Description
Creator
Francis Towne (1739 - 1816)
Title(s)
  • A View of a Tree at Staplehill Farm
Date
1773/08/24
Medium
Pen and ink, grey wash
Dimensions
  • image width 495mm,
  • image length 445mm
Inscription
  • sheet, verso
  • “A View of a tree at Staple Hill Farm in the parish of Ilsington, belonging to the Right Hon. Lord Clifford, drawn on the spot by Francis Towne, August 24th, 1773”
Object Type
Monochrome wash

Catalogue Number
FT034
Description Sources
Witt Library (image); 1951 Exeter catalogue

Provenance

Commissioned by Hugh, 4th Baron Clifford of Chudleigh (1726–1783), and descended to the present owner.

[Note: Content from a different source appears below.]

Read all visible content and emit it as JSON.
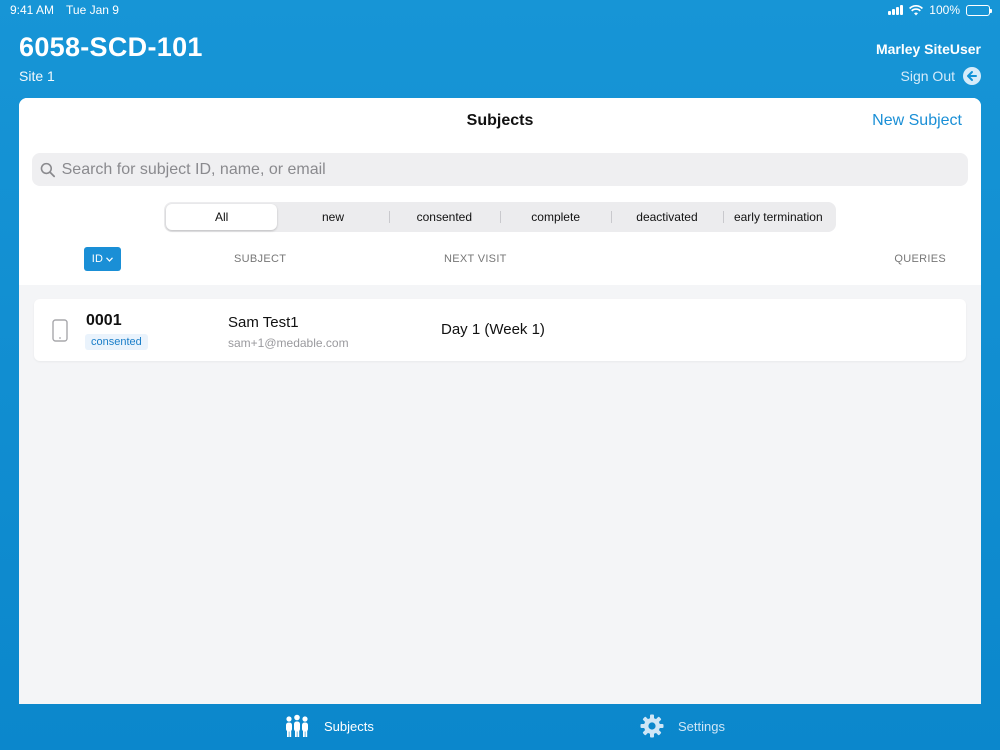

Associated People & Organisations

Private Collection
[?] Hugh Clifford, 4th Baron Clifford of Chudleigh (1726 - 1783), Chudleigh, Devon, 1773
Exhibition History
Three Exeter Artists of the Eighteenth Century: Francis Hayman RA, Francis Towne, John White Abbott, Royal Albert Memorial Museum, 1951, no. 65
Bibliography
Adrian Bury, Francis Towne - Lone Star of Water-Colour Painting, Charles Skilton: London, 1962, p. 140
Benjamin Donn, 'A Map of the County of Devon', Benjamin Donn: A Commemorative Volume, Devon and Cornwall Record Society and The University of Exeter: Exeter, 1965, plate 6b

Comment

Ilsington is a parish on the eastern edge of Dartmoor.1 The preparatory sketch on which this must have been based, made on 24 August 1773, has been lost. Richard Polwhele mentions this tree as one of the most remarkable oaks in the county:

In the parish of Ilsington, on Staple-hill, belonging to Lord Clifford, is a very extraordinary oak: it hath eight different stems, evidently from one root – the largest of which is three feet four inches in diameter: the girth of the whole, taken at once, is a hundred and twenty-six feet. This tree is in the line of the hedge: and the grand trunk rises near five feet high, (about the height of the hedge) before it thus disparted into eight different stems. There are two deep and large hollows or basons about the middle of the tree, where the trunk begins to separate. This oak is extremely vigorous and flourishing; its verdure is remarkably vivid and beautiful; and it bears larger acorns, as a gentleman on the spot informed me, than any of the oaks in the neighbourhood.2 

The tree was mentioned in 1838 by John Claudius Loudon, by which time it was on land owned by the Duke of Somerset. It was “of great age, and has a trunk 37ft. 6in. in circumference”.3

by Richard Stephens

Footnotes

  1. 1 Donn 1965, pl.6b.
  2. 2 Polwhele 1793, vol.1, pp.94–95.
  3. 3 J. C. Loudon, Arboretum et Fruticetum Britannicum, vol.3, 2nd ed. (London, 1854), p.1758.